Salah satu metode yang ditawarkan adalah free writing atau menulis bebas. Teknik ini mendorong penulis untuk menulis tanpa sensor, tanpa beban harus langsung menghasilkan tulisan “bagus”. Pendekatan ini sejalan dengan konsep psikologis tentang flow, yakni kondisi ketika seseorang tenggelam dalam aktivitas kreatif secara penuh dan spontan. Dalam konteks psychowriting, free writing menjadi cara untuk mengatasi hambatan mental seperti rasa takut salah, minder, atau perfeksionisme.

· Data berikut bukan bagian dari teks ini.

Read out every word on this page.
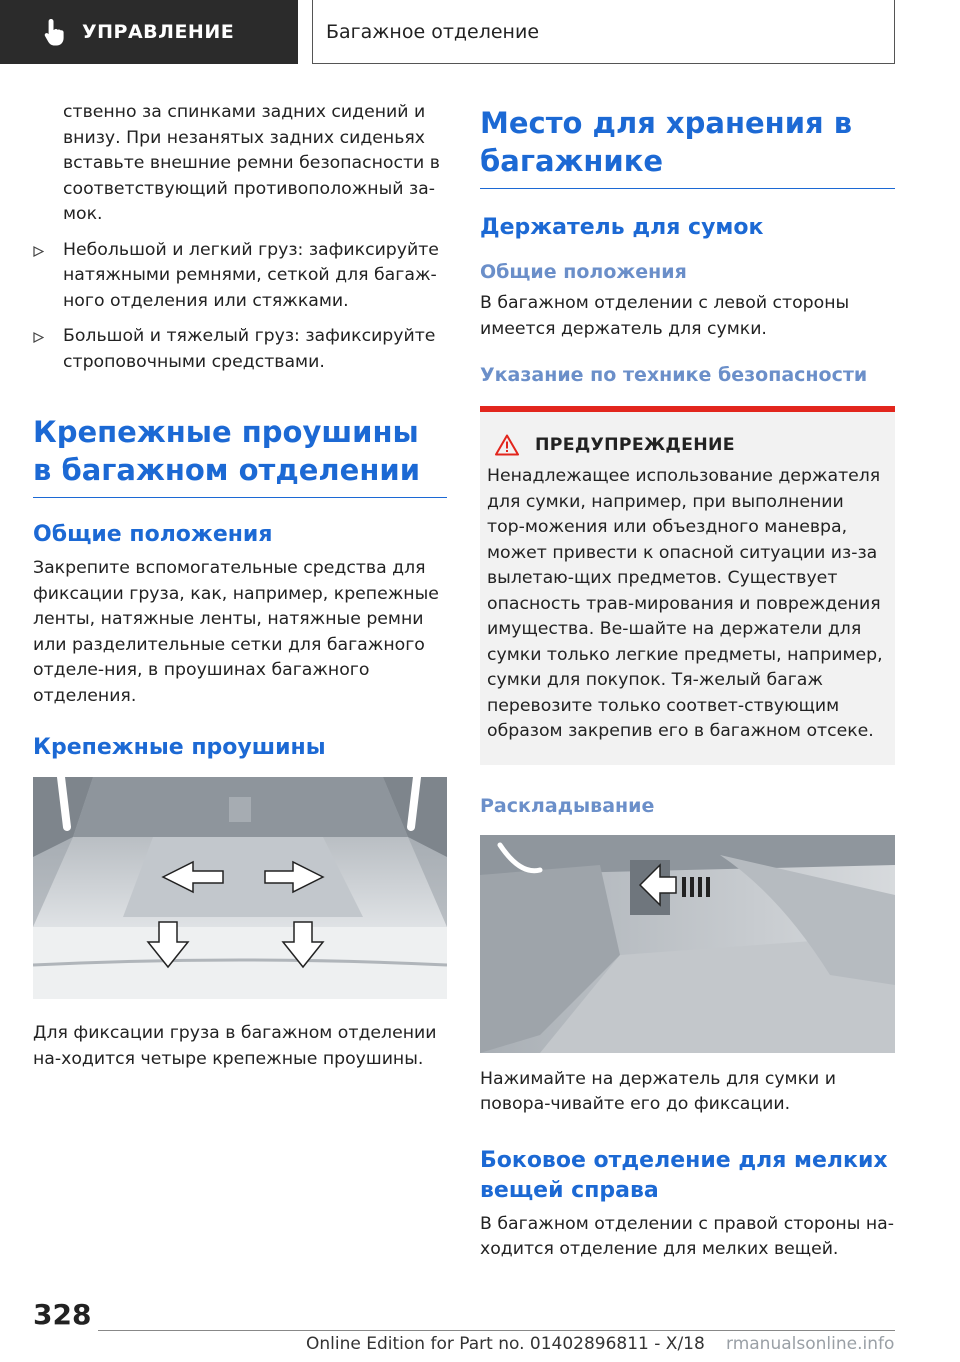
УПРАВЛЕНИЕ	Багажное отделение

ственно за спинками задних сидений и внизу. При незанятых задних сиденьях вставьте внешние ремни безопасности в соответствующий противоположный за-мок.

Небольшой и легкий груз: зафиксируйте натяжными ремнями, сеткой для багаж-ного отделения или стяжками.
Большой и тяжелый груз: зафиксируйте строповочными средствами.
Крепежные проушины в багажном отделении
Общие положения

Закрепите вспомогательные средства для фиксации груза, как, например, крепежные ленты, натяжные ленты, натяжные ремни или разделительные сетки для багажного отделе-ния, в проушинах багажного отделения.

Крепежные проушины

Для фиксации груза в багажном отделении на-ходится четыре крепежные проушины.

Место для хранения в багажнике
Держатель для сумок
Общие положения

В багажном отделении с левой стороны имеется держатель для сумки.

Указание по технике безопасности
ПРЕДУПРЕЖДЕНИЕ

Ненадлежащее использование держателя для сумки, например, при выполнении тор-можения или объездного маневра, может привести к опасной ситуации из-за вылетаю-щих предметов. Существует опасность трав-мирования и повреждения имущества. Ве-шайте на держатели для сумки только легкие предметы, например, сумки для покупок. Тя-желый багаж перевозите только соответ-ствующим образом закрепив его в багажном отсеке.

Раскладывание

Нажимайте на держатель для сумки и повора-чивайте его до фиксации.

Боковое отделение для мелких вещей справа

В багажном отделении с правой стороны на-ходится отделение для мелких вещей.

328
Online Edition for Part no. 01402896811 - X/18 rmanualsonline.info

Lebih lanjut, Anas Ahmadi mengajak pembaca untuk memandang menulis sebagai kegiatan terapeutik. Dengan menulis secara reflektif, seseorang bisa mengurai emosi, menyusun ulang peristiwa hidup, bahkan menyembuhkan luka batin. Di sinilah menulis bersinggungan dengan praktik konseling atau self-healing. Menulis tidak lagi sekadar menghasilkan karya, tetapi menjadi sarana untuk membangun keutuhan psikologis dan ketenangan batin.
Hal menarik lainnya adalah keterkaitan erat antara membaca dan menulis. Anas Ahmadi menyebut bahwa menulis yang baik lahir dari pembacaan yang bermakna. Membaca memperkaya kosakata, struktur berpikir, serta menambah referensi untuk refleksi diri. Menulis kemudian menjadi proses mengolah kembali apa yang dibaca, dilihat, dan dialami ke dalam bentuk baru yang lebih personal.
Meskipun buku ini lebih bersifat inspiratif daripada instruksional, kekuatannya justru terletak pada dorongan motivasional yang kuat. Bagi mereka yang merasa "tidak berbakat menulis", Anas Ahmadi hadir sebagai suara yang meyakinkan bahwa setiap orang bisa menulis jika diberi ruang yang aman secara psikologis. Ia membongkar mitos bahwa menulis hanya untuk orang pintar atau sastrawan, dan mengembalikannya sebagai aktivitas dasar manusia untuk memahami dan mengekspresikan diri.
Namun, dari sisi akademis, buku ini memiliki beberapa keterbatasan. Penjelasan konsep dan referensi yang digunakan sering kali bersifat naratif, tanpa dukungan sitasi atau rujukan ilmiah yang eksplisit. Hal ini menjadikannya lebih cocok sebagai literatur pengayaan atau bahan refleksi, dibandingkan sebagai sumber utama dalam penelitian akademik formal. Meski demikian, nilai praktis dan filosofis dari gagasan psychowriting tetap layak diapresiasi.
Dalam dunia pendidikan, pendekatan psychowriting bisa menjadi jembatan antara kegiatan belajar dan pembentukan karakter. Guru atau fasilitator dapat menggunakan metode ini untuk membantu peserta didik mengekspresikan diri, memahami pelajaran secara personal, dan membangun kebiasaan belajar yang lebih menyenangkan dan bermakna.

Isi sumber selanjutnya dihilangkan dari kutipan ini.